3. The method for synthesizing the dotenororic intermediate according to claim 1 or 2, characterized in that, In step (1), compound 1 reacts with pivaloyl chloride or pivaloyl anhydride in an alkaline environment.
4. The method for synthesizing the dotenororai intermediate according to claim 3, characterized in that, The alkaline environment is formed by adding an alkaline substance; the alkaline substance is one or more of triethylamine, DIEA, pyridine, potassium carbonate, and sodium carbonate.

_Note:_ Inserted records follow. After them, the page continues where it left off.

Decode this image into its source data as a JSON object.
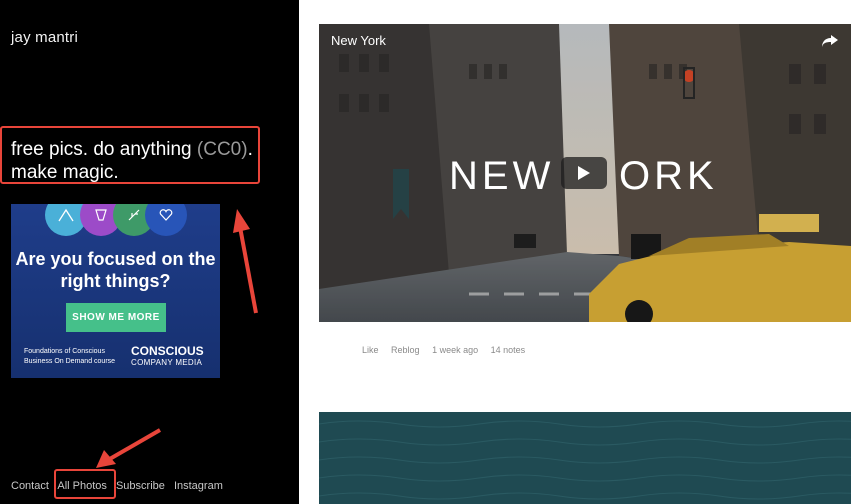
{
  "sidebar": {
    "site_title": "jay mantri",
    "tagline_line1_a": "free pics. do anything ",
    "tagline_cc": "(CC0)",
    "tagline_line1_b": ".",
    "tagline_line2": "make magic.",
    "ad": {
      "headline": "Are you focused on the right things?",
      "cta_label": "SHOW ME MORE",
      "subtext": "Foundations of Conscious Business On Demand course",
      "brand_name": "CONSCIOUS",
      "brand_sub": "COMPANY MEDIA"
    },
    "footer_links": [
      "Contact",
      "All Photos",
      "Subscribe",
      "Instagram"
    ]
  },
  "posts": [
    {
      "video_title": "New York",
      "overlay_left": "NEW",
      "overlay_right": "ORK",
      "meta": {
        "like": "Like",
        "reblog": "Reblog",
        "time": "1 week ago",
        "notes": "14 notes"
      }
    }
  ],
  "colors": {
    "annotation": "#e8453a",
    "ad_bg": "#1f3d8a",
    "ad_cta": "#45c08a",
    "post2_bg": "#1f4a52"
  }
}
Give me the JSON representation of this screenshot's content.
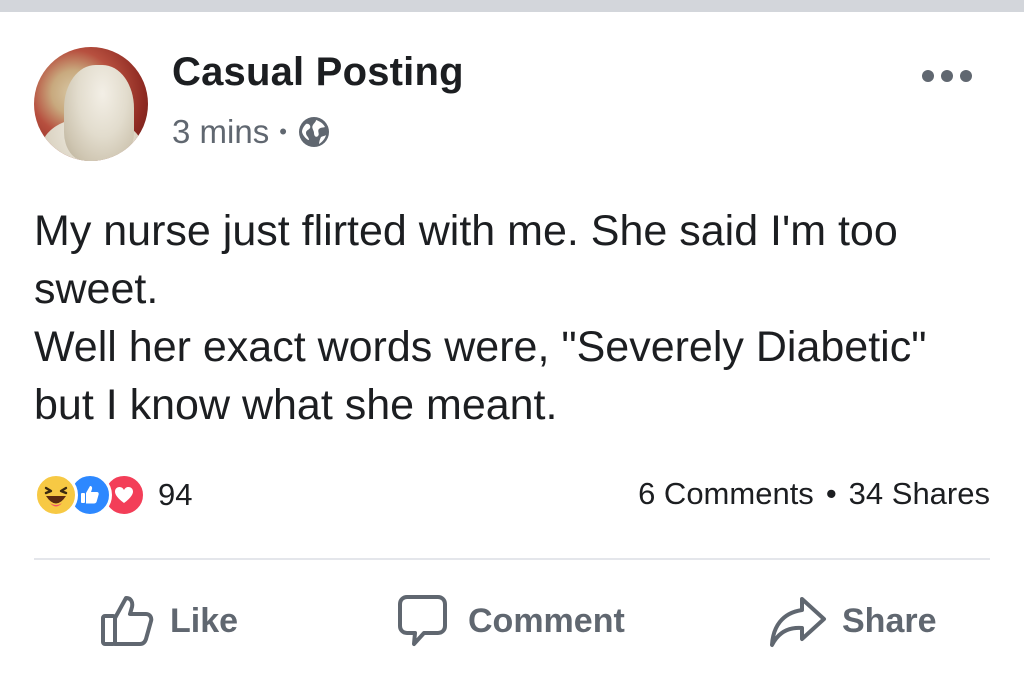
{
  "post": {
    "author": "Casual Posting",
    "time": "3 mins",
    "privacy_icon": "globe-icon",
    "more_icon": "more-options-icon",
    "body_lines": [
      "My nurse just flirted with me. She said I'm too sweet.",
      "Well her exact words were, \"Severely Diabetic\" but I know what she meant."
    ]
  },
  "stats": {
    "reactions": [
      "haha",
      "like",
      "love"
    ],
    "reaction_count": "94",
    "comments": "6 Comments",
    "separator": "•",
    "shares": "34 Shares"
  },
  "actions": {
    "like": "Like",
    "comment": "Comment",
    "share": "Share"
  },
  "colors": {
    "like_blue": "#2d88ff",
    "love_red": "#f33e58",
    "haha_yellow": "#f7c944",
    "secondary_text": "#606770",
    "primary_text": "#1c1e21"
  }
}
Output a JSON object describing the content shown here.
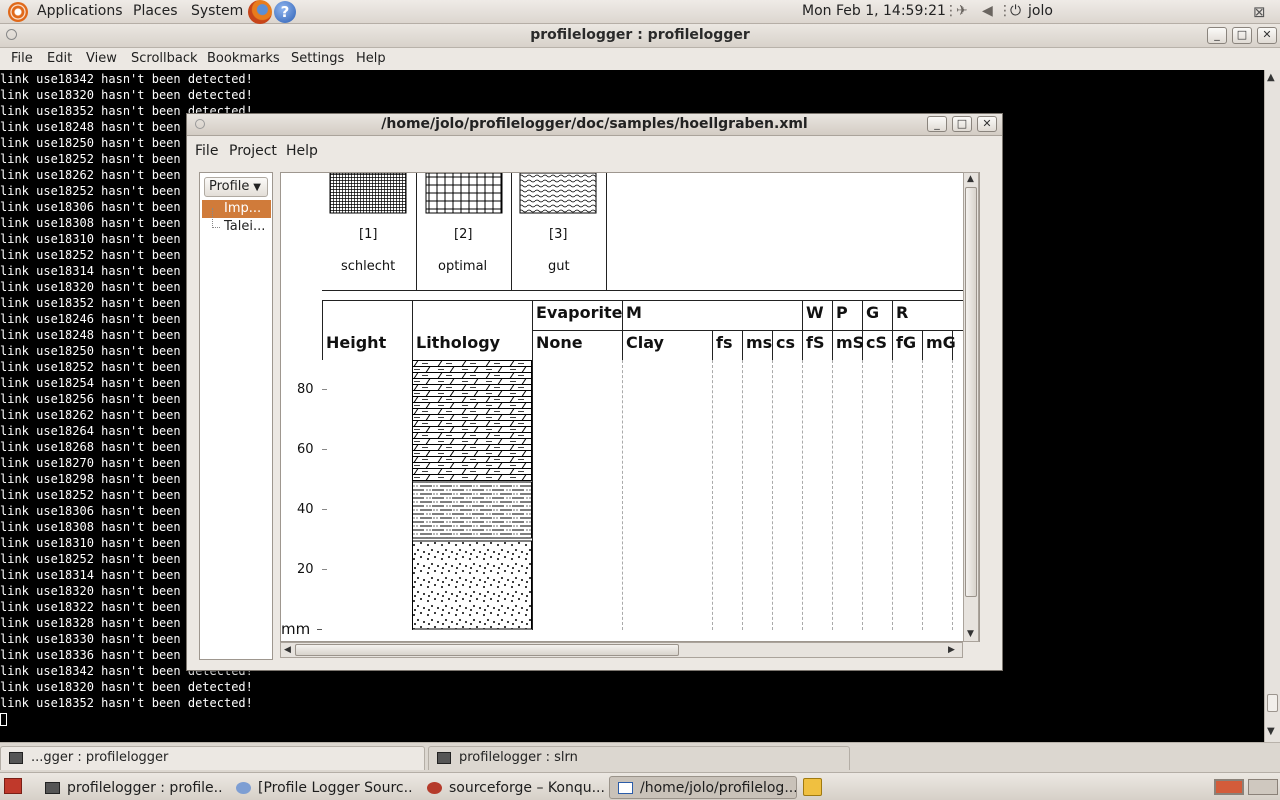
{
  "top_panel": {
    "applications": "Applications",
    "places": "Places",
    "system": "System",
    "clock": "Mon Feb  1, 14:59:21",
    "user": "jolo"
  },
  "konsole": {
    "title": "profilelogger : profilelogger",
    "menu": [
      "File",
      "Edit",
      "View",
      "Scrollback",
      "Bookmarks",
      "Settings",
      "Help"
    ],
    "lines": [
      "link use18342 hasn't been detected!",
      "link use18320 hasn't been detected!",
      "link use18352 hasn't been detected!",
      "link use18248 hasn't been detected!",
      "link use18250 hasn't been detected!",
      "link use18252 hasn't been detected!",
      "link use18262 hasn't been detected!",
      "link use18252 hasn't been detected!",
      "link use18306 hasn't been detected!",
      "link use18308 hasn't been detected!",
      "link use18310 hasn't been detected!",
      "link use18252 hasn't been detected!",
      "link use18314 hasn't been detected!",
      "link use18320 hasn't been detected!",
      "link use18352 hasn't been detected!",
      "link use18246 hasn't been detected!",
      "link use18248 hasn't been detected!",
      "link use18250 hasn't been detected!",
      "link use18252 hasn't been detected!",
      "link use18254 hasn't been detected!",
      "link use18256 hasn't been detected!",
      "link use18262 hasn't been detected!",
      "link use18264 hasn't been detected!",
      "link use18268 hasn't been detected!",
      "link use18270 hasn't been detected!",
      "link use18298 hasn't been detected!",
      "link use18252 hasn't been detected!",
      "link use18306 hasn't been detected!",
      "link use18308 hasn't been detected!",
      "link use18310 hasn't been detected!",
      "link use18252 hasn't been detected!",
      "link use18314 hasn't been detected!",
      "link use18320 hasn't been detected!",
      "link use18322 hasn't been detected!",
      "link use18328 hasn't been detected!",
      "link use18330 hasn't been detected!",
      "link use18336 hasn't been detected!",
      "link use18342 hasn't been detected!",
      "link use18320 hasn't been detected!",
      "link use18352 hasn't been detected!"
    ],
    "tabs": [
      "...gger : profilelogger",
      "profilelogger : slrn"
    ]
  },
  "taskbar": {
    "buttons": [
      "profilelogger : profile...",
      "[Profile Logger Sourc...",
      "sourceforge – Konqu...",
      "/home/jolo/profilelog..."
    ]
  },
  "profilelogger": {
    "title": "/home/jolo/profilelogger/doc/samples/hoellgraben.xml",
    "menu": [
      "File",
      "Project",
      "Help"
    ],
    "profile_select": "Profile",
    "tree_items": [
      "Imp...",
      "Talei..."
    ],
    "legend": [
      {
        "num": "[1]",
        "label": "schlecht"
      },
      {
        "num": "[2]",
        "label": "optimal"
      },
      {
        "num": "[3]",
        "label": "gut"
      }
    ],
    "columns": {
      "height": "Height",
      "lithology": "Lithology",
      "evaporite": "Evaporite",
      "none": "None",
      "m": "M",
      "clay": "Clay",
      "fs": "fs",
      "ms": "ms",
      "cs": "cs",
      "w": "W",
      "fS": "fS",
      "p": "P",
      "mS": "mS",
      "g": "G",
      "cS": "cS",
      "r": "R",
      "fG": "fG",
      "mG": "mG"
    },
    "scale_ticks": [
      "80",
      "60",
      "40",
      "20"
    ],
    "unit": "mm"
  }
}
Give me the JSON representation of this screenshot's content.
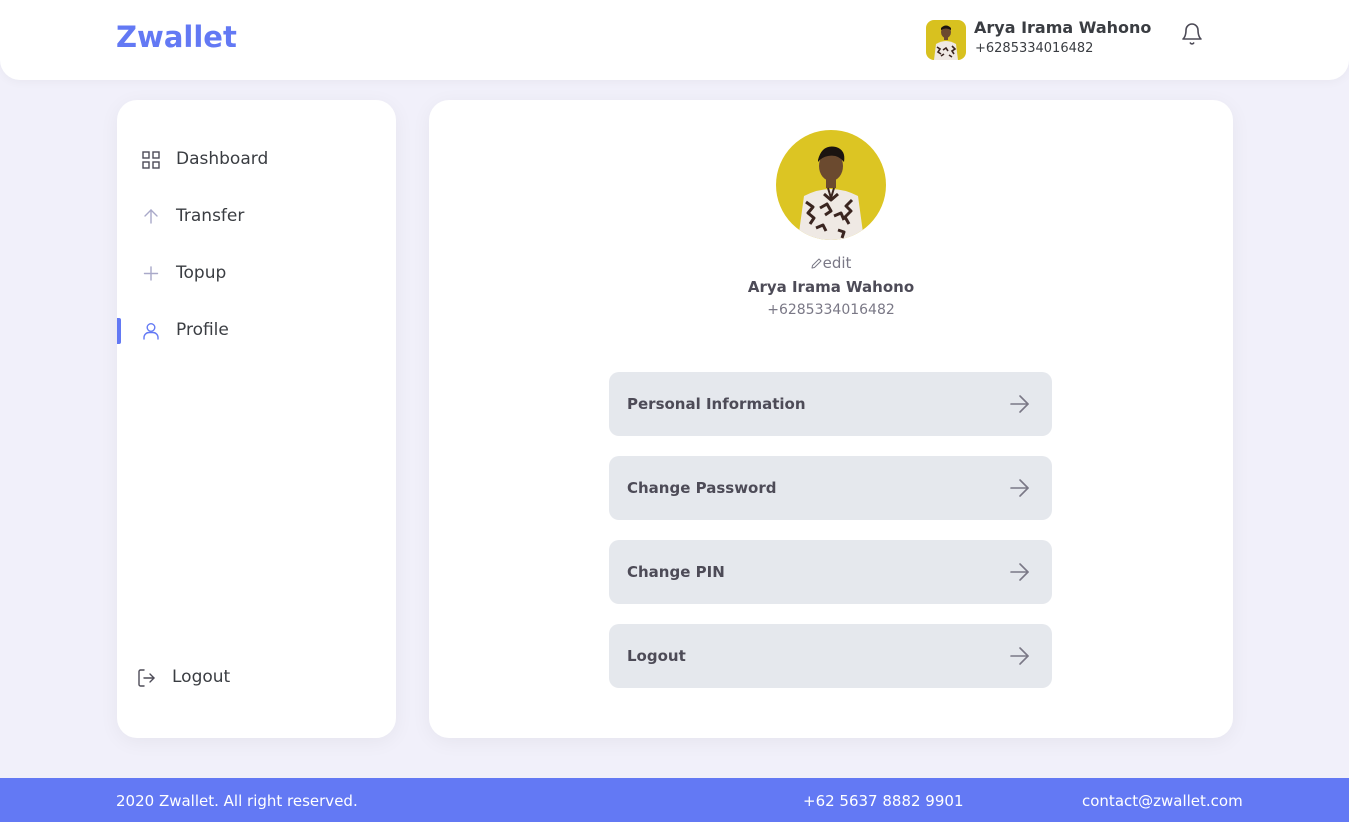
{
  "brand": "Zwallet",
  "colors": {
    "primary": "#6379f4",
    "background": "#f1f0fa",
    "card": "#ffffff",
    "menu_button": "#e5e8ed",
    "text_dark": "#3a3d42",
    "text_muted": "#7a7886"
  },
  "header": {
    "user_name": "Arya Irama Wahono",
    "user_phone": "+6285334016482",
    "notification_icon": "bell-icon"
  },
  "sidebar": {
    "items": [
      {
        "label": "Dashboard",
        "icon": "grid-icon",
        "active": false
      },
      {
        "label": "Transfer",
        "icon": "arrow-up-icon",
        "active": false
      },
      {
        "label": "Topup",
        "icon": "plus-icon",
        "active": false
      },
      {
        "label": "Profile",
        "icon": "user-icon",
        "active": true
      }
    ],
    "logout": {
      "label": "Logout",
      "icon": "logout-icon"
    }
  },
  "profile": {
    "edit_label": "edit",
    "name": "Arya Irama Wahono",
    "phone": "+6285334016482",
    "menu": [
      {
        "label": "Personal Information"
      },
      {
        "label": "Change Password"
      },
      {
        "label": "Change PIN"
      },
      {
        "label": "Logout"
      }
    ]
  },
  "footer": {
    "copyright": "2020 Zwallet. All right reserved.",
    "phone": "+62 5637 8882 9901",
    "email": "contact@zwallet.com"
  }
}
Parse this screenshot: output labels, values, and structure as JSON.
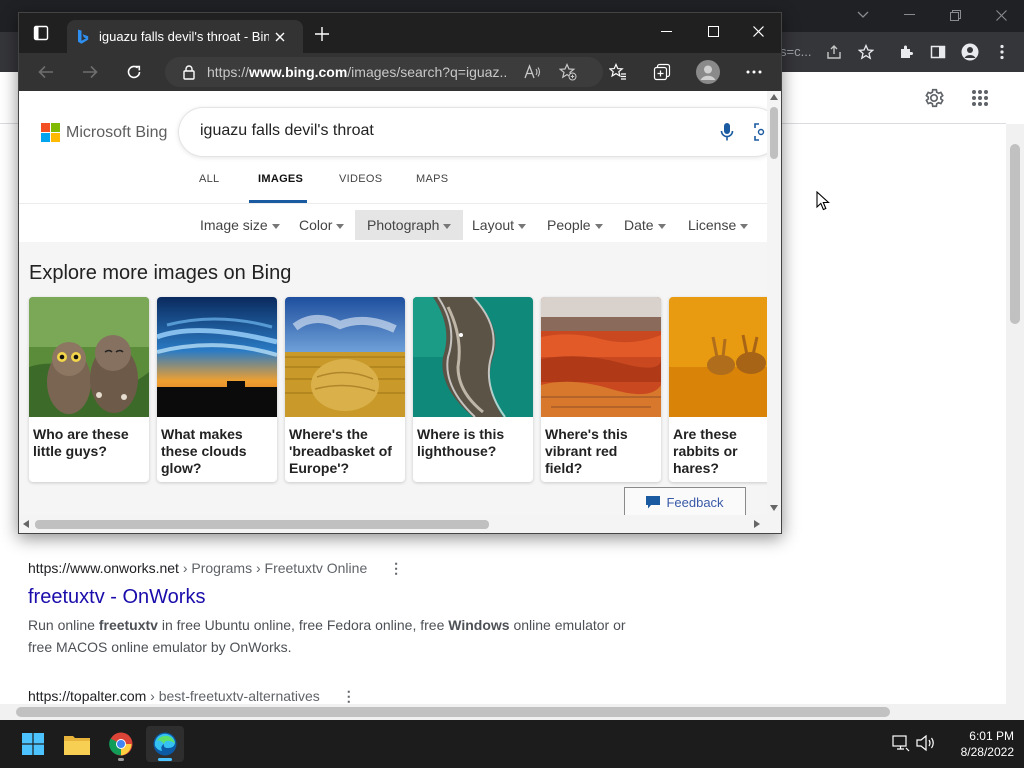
{
  "chrome": {
    "omnibox_tail": "s=c...",
    "results": [
      {
        "url_host": "https://www.onworks.net",
        "url_path": " › Programs › Freetuxtv Online",
        "title": "freetuxtv - OnWorks",
        "snippet_html_parts": [
          "Run online ",
          "freetuxtv",
          " in free Ubuntu online, free Fedora online, free ",
          "Windows",
          " online emulator or free MACOS online emulator by OnWorks."
        ]
      },
      {
        "url_host": "https://topalter.com",
        "url_path": " › best-freetuxtv-alternatives"
      }
    ]
  },
  "edge": {
    "tab_title": "iguazu falls devil's throat - Bing Images",
    "url_prefix": "https://",
    "url_domain": "www.bing.com",
    "url_rest": "/images/search?q=iguaz...",
    "bing": {
      "logo_text": "Microsoft Bing",
      "query": "iguazu falls devil's throat",
      "tabs": [
        "ALL",
        "IMAGES",
        "VIDEOS",
        "MAPS"
      ],
      "active_tab": "IMAGES",
      "filters": [
        "Image size",
        "Color",
        "Photograph",
        "Layout",
        "People",
        "Date",
        "License"
      ],
      "active_filter": "Photograph",
      "explore_title": "Explore more images on Bing",
      "cards": [
        {
          "caption": "Who are these little guys?",
          "image": "owls"
        },
        {
          "caption": "What makes these clouds glow?",
          "image": "glowing-clouds"
        },
        {
          "caption": "Where's the 'breadbasket of Europe'?",
          "image": "hay-bale-field"
        },
        {
          "caption": "Where is this lighthouse?",
          "image": "rocky-coast-aerial"
        },
        {
          "caption": "Where's this vibrant red field?",
          "image": "red-field"
        },
        {
          "caption": "Are these rabbits or hares?",
          "image": "hares"
        }
      ],
      "feedback_label": "Feedback"
    }
  },
  "taskbar": {
    "apps": [
      "start-icon",
      "file-explorer-icon",
      "chrome-icon",
      "edge-icon"
    ],
    "time": "6:01 PM",
    "date": "8/28/2022"
  },
  "colors": {
    "link": "#1a0dab",
    "bing_accent": "#1a5aa0",
    "taskbar": "#1c1c1c"
  }
}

5. The method for synthesizing the dotenororai intermediate according to claim 4, characterized in that, The molar ratio of compound 1 to the alkaline substance is 1:1~8.
6. The method for synthesizing the dotenororui intermediate according to claim 1, characterized in that, In step (2), the molar ratio of compound 2 to compound 3 is 1:2~4.
7. The method for synthesizing the dotenororui intermediate according to claim 1, characterized in that, The reactions in steps (1) and (2) are carried out in an organic solvent; the organic solvent is one or more of acetonitrile, dichloromethane, chloroform, tetrahydrofuran, and 1,4-dioxane.
8. The method for synthesizing the dotenororui intermediate according to claim 1, characterized in that, Steps (1) and (2) are carried out under nitrogen protection, with a reaction temperature of 0~40℃ and a reaction time of 1~5h.
9. The method for synthesizing the dotenororui intermediate according to claim 1, characterized in that, After obtaining compound 4 in step (2), the product is post-processed. The post-processing method is as follows: the reaction product is cooled and concentrated, then ethyl acetate and water are added, the mixture is stirred and separated into layers, the organic layer is dried and concentrated, and then purified with ethanol to obtain the processed product.